Trulicity launch in India sees Lilly enter key Asian market

John Lechleiter, Chairman and CEO, Eli Lilly

Once a week GLP-1 receptor agonist for the treatment of Type 2 diabetes, Eli Lilly's ($LLY) Trulicity has launched in India, setting up heightened competition in the key Asian market.

The launch, Edgard Olaizola, Lilly India's managing director told BusinessLine, builds on approvals in the U.S. and Europe as well as global clinical trials on 5,000 patients that included Indians.

The cost at INR2,499 ($37.15) for a single-injection pen that does not require preparation and can be taken at any time is in the same range as current products on the market, Olaizola said.

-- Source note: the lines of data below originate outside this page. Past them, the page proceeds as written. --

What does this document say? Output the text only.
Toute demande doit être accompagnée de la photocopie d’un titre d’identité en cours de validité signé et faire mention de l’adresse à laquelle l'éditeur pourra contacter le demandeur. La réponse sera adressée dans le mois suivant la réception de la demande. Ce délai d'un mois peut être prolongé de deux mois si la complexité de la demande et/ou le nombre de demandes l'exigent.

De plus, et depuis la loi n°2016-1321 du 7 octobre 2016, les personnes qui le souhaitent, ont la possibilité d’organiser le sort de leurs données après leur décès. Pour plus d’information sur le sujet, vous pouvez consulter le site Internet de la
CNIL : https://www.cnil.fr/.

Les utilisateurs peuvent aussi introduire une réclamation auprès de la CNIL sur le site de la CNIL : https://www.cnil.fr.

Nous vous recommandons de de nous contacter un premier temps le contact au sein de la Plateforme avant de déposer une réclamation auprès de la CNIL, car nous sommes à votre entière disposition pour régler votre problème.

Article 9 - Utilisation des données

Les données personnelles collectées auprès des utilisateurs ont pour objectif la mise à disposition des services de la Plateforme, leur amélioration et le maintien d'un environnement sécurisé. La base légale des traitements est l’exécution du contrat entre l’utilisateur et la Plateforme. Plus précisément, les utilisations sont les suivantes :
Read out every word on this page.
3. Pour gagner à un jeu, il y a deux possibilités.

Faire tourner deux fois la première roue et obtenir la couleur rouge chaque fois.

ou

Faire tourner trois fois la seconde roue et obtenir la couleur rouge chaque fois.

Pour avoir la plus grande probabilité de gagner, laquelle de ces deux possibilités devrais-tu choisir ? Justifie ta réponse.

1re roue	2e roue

"India is the third country after Japan and the UAE in Asia and it (Trulicity) is already available in the U.S. and Europe. This complements our diabetes portfolio in India," Olaizola said in a separate interview with Press Trust of India (PTI).

Last year, Lilly received Trulicity (dulaglutide) approval in Japan and has a sales collaboration agreement there with Sumitomo Dainippon Pharma for the therapy.

Enrique Conterno, president of Lilly Diabetes, said on the 2015 second quarter earnings call that in Japan "the GLP-1 class has the lowest penetration in Type 2 diabetes of any major market."

In India for Lilly, Olaizola said in the PTI interview, diabetes is the biggest segment with "about 85% of our sales in India coming from diabetes and we are growing double digit and growing our market share."

Trulicity enters a market where the India patent office in February slapped down an application from Tokyo-based Takeda Pharmaceutical for its single-dose Type 2 diabetes treatment (DPP-4) inhibitor.

In October of last year, India's Lupin Pharmaceuticals inked a deal with Germany's Boehringer Ingelheim to sell linagliptin, a blood glucose (DPP-4) inhibitor for Type 2 diabetes, under a separate brand name.

Boehringer will still use its brand names, Trajenta and TrajentaDuo.

India has more than 60 million people diagnosed with some form of diabetes, with Type 2 the most prevalent. That's second to China's 90 million, the highest number of cases for a country globally.

The International Diabetes Foundation estimates India will have 100 million diabetes patients by 2030, with 90% Type 2.